In truth, clarity appears to be some way off. Former High Court judge Lord Bonomy had been charged with heading up an 18-strong reference group – representation from Rape Crisis Scotland and Scottish Women’s Aid was added to the original membership – to look at additional safeguards and other areas of criminal law where changes might be necessary should corroboration be scrapped.

However, the group – which was announced in rather hasty fashion to coincide with the Justice Committee refusing to endorse the change at Stage 1 – is not expected to report until spring 2015. Its recommendations, which could touch on everything from the circumstances in which evidence ought to be excluded through to whether a judge should be able to remove a case from a jury, were then to be enacted via secondary legislation to synchronise with the withdrawal of corroboration from Scots law.

Or at least they were until last week. With just six days to go before the Bill returned to committee, the Scottish Government announced Stage 2 deliberations would be suspended until after Bonomy delivers his findings. “Let’s face it, the secondary legislation could have been a thicker document than the Act itself,” says Cruickshank, a member of the Bonomy reference group.

“If corroboration is something that we can do without and we’re happy to say we can do without it, well, we shouldn’t really have to look at replacement safeguards,” says Cruickshank. “But if you’re saying we have to have replacement safeguards, there is no case to abolish the requirement for corroboration until we know exactly what the safeguards are to be. We were doing it in reverse.”

Included within the Bill, for instance, is a provision to increase the number of jurors required for a majority guilty verdict from a simple 8-7 to 10-5. Yet, jury majority and size had subsequently been included within the remit of Bonomy.

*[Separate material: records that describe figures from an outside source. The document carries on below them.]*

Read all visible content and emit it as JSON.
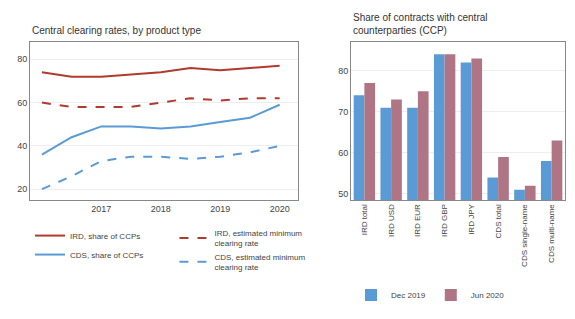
{
  "chart_data": [
    {
      "type": "line",
      "title": "Central clearing rates, by product type",
      "x": [
        2016.0,
        2016.5,
        2017.0,
        2017.5,
        2018.0,
        2018.5,
        2019.0,
        2019.5,
        2020.0
      ],
      "series": [
        {
          "name": "IRD, share of CCPs",
          "color": "#b03a2e",
          "line_style": "solid",
          "values": [
            74,
            72,
            72,
            73,
            74,
            76,
            75,
            76,
            77
          ]
        },
        {
          "name": "CDS, share of CCPs",
          "color": "#5b9bd5",
          "line_style": "solid",
          "values": [
            36,
            44,
            49,
            49,
            48,
            49,
            51,
            53,
            59
          ]
        },
        {
          "name": "IRD, estimated minimum\nclearing rate",
          "color": "#b03a2e",
          "line_style": "dashed",
          "values": [
            60,
            58,
            58,
            58,
            60,
            62,
            61,
            62,
            62
          ]
        },
        {
          "name": "CDS, estimated minimum\nclearing rate",
          "color": "#5b9bd5",
          "line_style": "dashed",
          "values": [
            20,
            26,
            33,
            35,
            35,
            34,
            35,
            37,
            40
          ]
        }
      ],
      "xlim": [
        2015.8,
        2020.3
      ],
      "xticks": [
        2017,
        2018,
        2019,
        2020
      ],
      "ylim": [
        15,
        88
      ],
      "yticks": [
        20,
        40,
        60,
        80
      ],
      "grid": true,
      "legend": "bottom"
    },
    {
      "type": "bar",
      "title": "Share of contracts with central\ncounterparties (CCP)",
      "categories": [
        "IRD total",
        "IRD USD",
        "IRD EUR",
        "IRD GBP",
        "IRD JPY",
        "CDS total",
        "CDS single-name",
        "CDS multi-name"
      ],
      "series": [
        {
          "name": "Dec 2019",
          "color": "#5b9bd5",
          "values": [
            74,
            71,
            71,
            84,
            82,
            54,
            51,
            58
          ]
        },
        {
          "name": "Jun 2020",
          "color": "#b07585",
          "values": [
            77,
            73,
            75,
            84,
            83,
            59,
            52,
            63
          ]
        }
      ],
      "ylim": [
        48.5,
        87
      ],
      "yticks": [
        50,
        60,
        70,
        80
      ],
      "grid": true,
      "legend": "bottom"
    }
  ]
}
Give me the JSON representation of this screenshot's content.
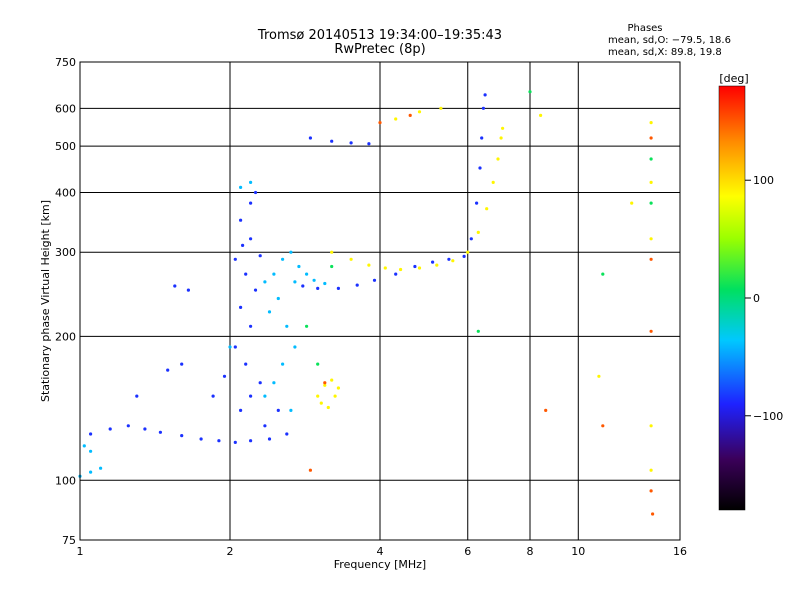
{
  "chart_data": {
    "type": "scatter",
    "title": "Tromsø 20140513 19:34:00–19:35:43",
    "subtitle": "RwPretec (8p)",
    "xlabel": "Frequency [MHz]",
    "ylabel": "Stationary phase Virtual Height [km]",
    "x_scale": "log",
    "y_scale": "log",
    "xlim": [
      1,
      16
    ],
    "ylim": [
      75,
      750
    ],
    "xticks": [
      1,
      2,
      4,
      6,
      8,
      10,
      16
    ],
    "xtick_labels": [
      "1",
      "2",
      "4",
      "6",
      "8",
      "10",
      "16"
    ],
    "yticks": [
      75,
      100,
      200,
      300,
      400,
      500,
      600,
      750
    ],
    "ytick_labels": [
      "75",
      "100",
      "200",
      "300",
      "400",
      "500",
      "600",
      "750"
    ],
    "grid": true,
    "phase_info": {
      "title": "Phases",
      "line1": "mean, sd,O: −79.5, 18.6",
      "line2": "mean, sd,X:  89.8, 19.8"
    },
    "colorbar": {
      "label": "[deg]",
      "range": [
        -180,
        180
      ],
      "ticks": [
        -100,
        0,
        100
      ],
      "tick_labels": [
        "−100",
        "0",
        "100"
      ]
    },
    "series": [
      {
        "name": "",
        "phase_deg": -85,
        "points": [
          [
            1.05,
            125
          ],
          [
            1.15,
            128
          ],
          [
            1.25,
            130
          ],
          [
            1.35,
            128
          ],
          [
            1.45,
            126
          ],
          [
            1.6,
            124
          ],
          [
            1.75,
            122
          ],
          [
            1.9,
            121
          ],
          [
            2.05,
            120
          ],
          [
            2.2,
            121
          ],
          [
            2.4,
            122
          ],
          [
            2.1,
            140
          ],
          [
            2.2,
            150
          ],
          [
            2.3,
            160
          ],
          [
            2.15,
            175
          ],
          [
            2.05,
            190
          ],
          [
            2.2,
            210
          ],
          [
            2.1,
            230
          ],
          [
            2.25,
            250
          ],
          [
            2.15,
            270
          ],
          [
            2.05,
            290
          ],
          [
            2.2,
            320
          ],
          [
            2.1,
            350
          ],
          [
            2.2,
            380
          ],
          [
            2.25,
            400
          ],
          [
            2.12,
            310
          ],
          [
            2.3,
            295
          ],
          [
            2.8,
            255
          ],
          [
            3.0,
            252
          ],
          [
            3.3,
            252
          ],
          [
            3.6,
            256
          ],
          [
            3.9,
            262
          ],
          [
            4.3,
            270
          ],
          [
            4.7,
            280
          ],
          [
            5.1,
            286
          ],
          [
            5.5,
            290
          ],
          [
            5.9,
            294
          ],
          [
            6.1,
            320
          ],
          [
            6.25,
            380
          ],
          [
            6.35,
            450
          ],
          [
            6.4,
            520
          ],
          [
            6.45,
            600
          ],
          [
            6.5,
            640
          ],
          [
            2.9,
            520
          ],
          [
            3.2,
            512
          ],
          [
            3.5,
            508
          ],
          [
            3.8,
            506
          ],
          [
            1.5,
            170
          ],
          [
            1.6,
            175
          ],
          [
            1.3,
            150
          ],
          [
            1.55,
            255
          ],
          [
            1.65,
            250
          ],
          [
            2.5,
            140
          ],
          [
            2.6,
            125
          ],
          [
            1.85,
            150
          ],
          [
            1.95,
            165
          ],
          [
            2.35,
            130
          ]
        ]
      },
      {
        "name": "",
        "phase_deg": -40,
        "points": [
          [
            1.02,
            118
          ],
          [
            1.05,
            115
          ],
          [
            1.0,
            102
          ],
          [
            1.05,
            104
          ],
          [
            1.1,
            106
          ],
          [
            2.35,
            260
          ],
          [
            2.45,
            270
          ],
          [
            2.55,
            290
          ],
          [
            2.65,
            300
          ],
          [
            2.5,
            240
          ],
          [
            2.4,
            225
          ],
          [
            2.6,
            210
          ],
          [
            2.7,
            190
          ],
          [
            2.55,
            175
          ],
          [
            2.45,
            160
          ],
          [
            2.35,
            150
          ],
          [
            2.65,
            140
          ],
          [
            2.75,
            280
          ],
          [
            2.85,
            270
          ],
          [
            2.95,
            262
          ],
          [
            3.1,
            258
          ],
          [
            2.1,
            410
          ],
          [
            2.2,
            420
          ],
          [
            2.0,
            190
          ],
          [
            2.7,
            260
          ]
        ]
      },
      {
        "name": "",
        "phase_deg": 90,
        "points": [
          [
            3.2,
            300
          ],
          [
            3.5,
            290
          ],
          [
            3.8,
            282
          ],
          [
            4.1,
            278
          ],
          [
            4.4,
            276
          ],
          [
            4.8,
            278
          ],
          [
            5.2,
            282
          ],
          [
            5.6,
            288
          ],
          [
            6.0,
            300
          ],
          [
            6.3,
            330
          ],
          [
            6.55,
            370
          ],
          [
            6.75,
            420
          ],
          [
            6.9,
            470
          ],
          [
            7.0,
            520
          ],
          [
            7.05,
            545
          ],
          [
            3.0,
            150
          ],
          [
            3.1,
            158
          ],
          [
            3.2,
            162
          ],
          [
            3.25,
            150
          ],
          [
            3.15,
            142
          ],
          [
            3.05,
            145
          ],
          [
            3.3,
            156
          ],
          [
            4.3,
            570
          ],
          [
            4.8,
            590
          ],
          [
            5.3,
            600
          ],
          [
            14.0,
            560
          ],
          [
            14.0,
            420
          ],
          [
            14.0,
            320
          ],
          [
            14.0,
            130
          ],
          [
            14.0,
            105
          ],
          [
            8.4,
            580
          ],
          [
            11.0,
            165
          ],
          [
            12.8,
            380
          ]
        ]
      },
      {
        "name": "",
        "phase_deg": 150,
        "points": [
          [
            4.0,
            560
          ],
          [
            4.6,
            580
          ],
          [
            14.0,
            520
          ],
          [
            14.0,
            290
          ],
          [
            14.0,
            205
          ],
          [
            14.0,
            95
          ],
          [
            8.6,
            140
          ],
          [
            11.2,
            130
          ],
          [
            2.9,
            105
          ],
          [
            3.1,
            160
          ],
          [
            14.1,
            85
          ]
        ]
      },
      {
        "name": "",
        "phase_deg": 10,
        "points": [
          [
            14.0,
            470
          ],
          [
            14.0,
            380
          ],
          [
            6.3,
            205
          ],
          [
            8.0,
            650
          ],
          [
            3.2,
            280
          ],
          [
            11.2,
            270
          ],
          [
            2.85,
            210
          ],
          [
            3.0,
            175
          ]
        ]
      }
    ]
  }
}
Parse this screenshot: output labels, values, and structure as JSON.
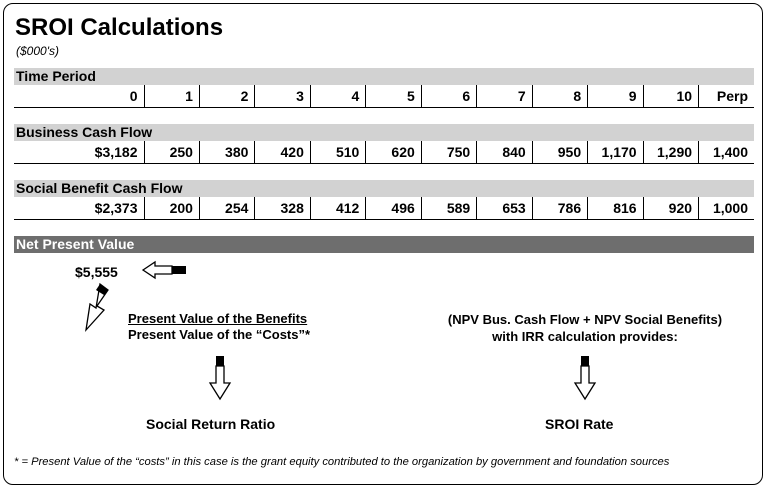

“The idea that you are seeking or kind of forcing, I suppose, your party, which has the overall majority, to vote for something in legislation which nobody can actually know what it means at this stage is farcical,” McConnachie told Holyrood ahead of the timetabling change. “It’s ‘vote to abolish this cornerstone of Scottish justice and you might in due course get something else in its place but we’re not going to tell you what it is’. I don’t understand it – it’s ludicrous.”

From a legal point of view, a review of further safeguards was necessary in going some way to assuage the concerns of judges and some members of the legal profession. From a political point of view, it simultaneously strengthened and weakened the Cabinet Secretary’s case, signalling a willingness to listen while at the same time bolstering critics’ arguments that too much remained unanswered this far into the legislative process and, indeed, would remain so even once the final votes at Stage 3 had been counted.

Last week’s announcement of a delay in the parliamentary process does not signal a black and white defeat for the Justice Secretary given he remains committed to the reform. Indeed, MacAskill said the decision would have “minimal impact” on the overall timetable for the legislation. It remains to be seen whether the same can be said for his reputation.